The middle of the 1800s saw the beginning of the industrial revolution. Technology advanced and the first main industry to come out of it was the textile industry. Clothes were easier and faster to make, and eventually the middle class was able to buy clothes like the rich did. After the industrial revolution, people had more leisure time, access to entertainment, and the ability to spread ideas faster. The two factors combined, clothing became a more prominent aspect of everyday culture with trends forming. People started to read fashion magazines due to the surgence of consumerism, and they started to express themselves with different patterns, styles, and accessories. The rise of social media can be described as a revolution of its own in the way the industry is changing today.

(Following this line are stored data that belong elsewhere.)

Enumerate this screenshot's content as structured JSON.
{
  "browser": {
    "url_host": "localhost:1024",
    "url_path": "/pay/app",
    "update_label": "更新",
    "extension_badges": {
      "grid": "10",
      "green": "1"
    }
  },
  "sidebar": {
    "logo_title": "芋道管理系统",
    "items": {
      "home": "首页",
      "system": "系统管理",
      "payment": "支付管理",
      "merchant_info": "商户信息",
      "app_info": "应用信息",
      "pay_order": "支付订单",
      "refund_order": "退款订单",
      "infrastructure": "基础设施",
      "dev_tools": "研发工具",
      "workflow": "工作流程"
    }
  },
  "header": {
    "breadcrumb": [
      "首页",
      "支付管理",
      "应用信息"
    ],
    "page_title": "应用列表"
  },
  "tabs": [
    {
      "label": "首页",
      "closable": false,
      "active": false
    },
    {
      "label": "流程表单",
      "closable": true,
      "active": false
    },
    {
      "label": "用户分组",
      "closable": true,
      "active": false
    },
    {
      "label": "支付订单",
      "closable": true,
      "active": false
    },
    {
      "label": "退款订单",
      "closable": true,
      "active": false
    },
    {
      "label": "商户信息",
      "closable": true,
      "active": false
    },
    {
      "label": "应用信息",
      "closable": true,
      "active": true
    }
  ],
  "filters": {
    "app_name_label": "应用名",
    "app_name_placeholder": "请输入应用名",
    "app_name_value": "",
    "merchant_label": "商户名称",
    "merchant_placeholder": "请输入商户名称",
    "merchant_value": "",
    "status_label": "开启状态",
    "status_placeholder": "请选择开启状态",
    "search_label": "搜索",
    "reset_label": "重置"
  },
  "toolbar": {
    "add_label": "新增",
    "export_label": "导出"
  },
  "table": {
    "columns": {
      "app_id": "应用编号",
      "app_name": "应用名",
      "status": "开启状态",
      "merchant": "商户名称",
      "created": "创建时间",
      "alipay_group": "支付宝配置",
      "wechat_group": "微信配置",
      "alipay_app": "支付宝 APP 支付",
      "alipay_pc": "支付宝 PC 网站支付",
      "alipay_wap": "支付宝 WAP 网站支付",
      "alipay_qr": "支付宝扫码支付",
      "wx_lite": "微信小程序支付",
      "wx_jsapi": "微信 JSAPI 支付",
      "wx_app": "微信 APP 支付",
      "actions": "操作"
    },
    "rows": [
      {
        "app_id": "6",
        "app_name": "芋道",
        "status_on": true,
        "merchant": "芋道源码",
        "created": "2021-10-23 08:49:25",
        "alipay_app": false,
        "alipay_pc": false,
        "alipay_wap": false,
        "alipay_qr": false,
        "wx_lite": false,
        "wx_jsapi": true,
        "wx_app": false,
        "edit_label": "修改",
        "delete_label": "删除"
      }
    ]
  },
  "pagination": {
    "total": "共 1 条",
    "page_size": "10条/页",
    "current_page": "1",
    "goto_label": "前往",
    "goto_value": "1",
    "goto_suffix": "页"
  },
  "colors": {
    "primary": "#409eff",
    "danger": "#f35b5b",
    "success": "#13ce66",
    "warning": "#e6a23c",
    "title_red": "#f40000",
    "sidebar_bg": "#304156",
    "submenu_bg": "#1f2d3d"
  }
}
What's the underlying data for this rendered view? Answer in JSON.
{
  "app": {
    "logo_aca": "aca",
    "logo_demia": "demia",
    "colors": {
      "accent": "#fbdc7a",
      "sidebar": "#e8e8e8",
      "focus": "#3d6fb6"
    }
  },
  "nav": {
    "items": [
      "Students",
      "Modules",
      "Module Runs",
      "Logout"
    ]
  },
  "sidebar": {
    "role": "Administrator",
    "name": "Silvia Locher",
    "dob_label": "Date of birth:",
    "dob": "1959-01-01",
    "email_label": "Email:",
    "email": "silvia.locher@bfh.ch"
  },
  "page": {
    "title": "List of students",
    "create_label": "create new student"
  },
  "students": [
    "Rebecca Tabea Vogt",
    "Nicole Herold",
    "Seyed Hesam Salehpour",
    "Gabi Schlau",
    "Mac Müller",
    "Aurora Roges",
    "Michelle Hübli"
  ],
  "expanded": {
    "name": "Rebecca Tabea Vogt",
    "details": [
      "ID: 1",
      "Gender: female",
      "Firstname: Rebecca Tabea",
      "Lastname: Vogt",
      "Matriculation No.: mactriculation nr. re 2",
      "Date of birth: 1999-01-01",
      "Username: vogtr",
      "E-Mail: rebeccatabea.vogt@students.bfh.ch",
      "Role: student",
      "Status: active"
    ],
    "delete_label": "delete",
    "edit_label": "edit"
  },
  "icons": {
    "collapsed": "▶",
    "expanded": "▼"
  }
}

Instagram and Pinterest are two clear tools that reflect these changes, speeding up the pace of how the fashion industry runs. Now with Instagram, companies can find and make models out of influencers in less time than before, so the originally long process of selecting models is easier on both the ends of companies and applicants. These influencers and models are consumers as well as contributors to trends through their own digital platforms, so fashion goes both ways causing the trends to evolve much faster. Pinterest, too, has a great impact on the industry. The app caters to the individual user’s personal interests through an algorithm that constantly brings up images they would most likely save. A lot of people save fashion inspiration and clothing ideas on the app, making it a tool to spread and market your own brand as well as a way for trends to spread.
The fast paced nature of social media further contributes to the increasingly fast paced fashion industry. Constantly, our phones stimulate us with notifications while the algorithm shows us endless posts that will give us the satisfaction we are looking for. This constant stimulation affects the way our brains work, making us desire more and more, and affecting how we buy clothes. Online shopping is similar to social media where we can scroll for hours on countless apps adding items to our cart we like; the addition of ads on regular social media doesn’t help this either. We constantly look for a new item of clothing, and desperately await the package’s arrival with little patience, only to satisfy us in the short term. Customers often don’t wear impulse purchases as much as they should, which is why fast fashion is so prevalent in shopping today.
Today, fast fashion functions to provide consumers with the newest trends in the quickest way possible, but these items are meant to be thrown away after a few wears because of the fast moving trends. The quality of clothes is deteriorating as well, because when it comes down to it, big companies would prefer keeping up with trends and attracting customers over having quality material; so would customers desiring to keep up with trends spending the least amount of money possible.
Consumers are constantly fed the idea that we need to keep up with the newest trends, but our contribution to fast fashion affects the environment, animals, and the people making our clothes. Today’s clothing uses toxic dyes and polyesters with microplastics that pollute our environment, and even then using cotton wastes a lot of water. Consumers get rid of their clothes quicker because of cheap quality and new trends, which contributes to textile waste. This all harms the environment and animals living in it. Finally, workers are made to labor in tiring, dangerous conditions, getting paid very little.
While we don’t have to stop wearing trends we like altogether, it is important to keep a few things in mind when shopping. For one, try to be more aware of if you like something solely because it’s popular on social media as a short term trend, or if it is actually something you would continue to wear far into the future. Rather than buying a bunch of clothes at once that fit a certain style, buy more basics so your clothes will be versatile to fit trends based on how you wear them, and invest in good quality pieces that you will be able to wear for a while. Even though these individual changes might not completely change the fast fashion industry, keeping them in mind when you continue to shop will reframe how you think about clothing and the industry as a whole.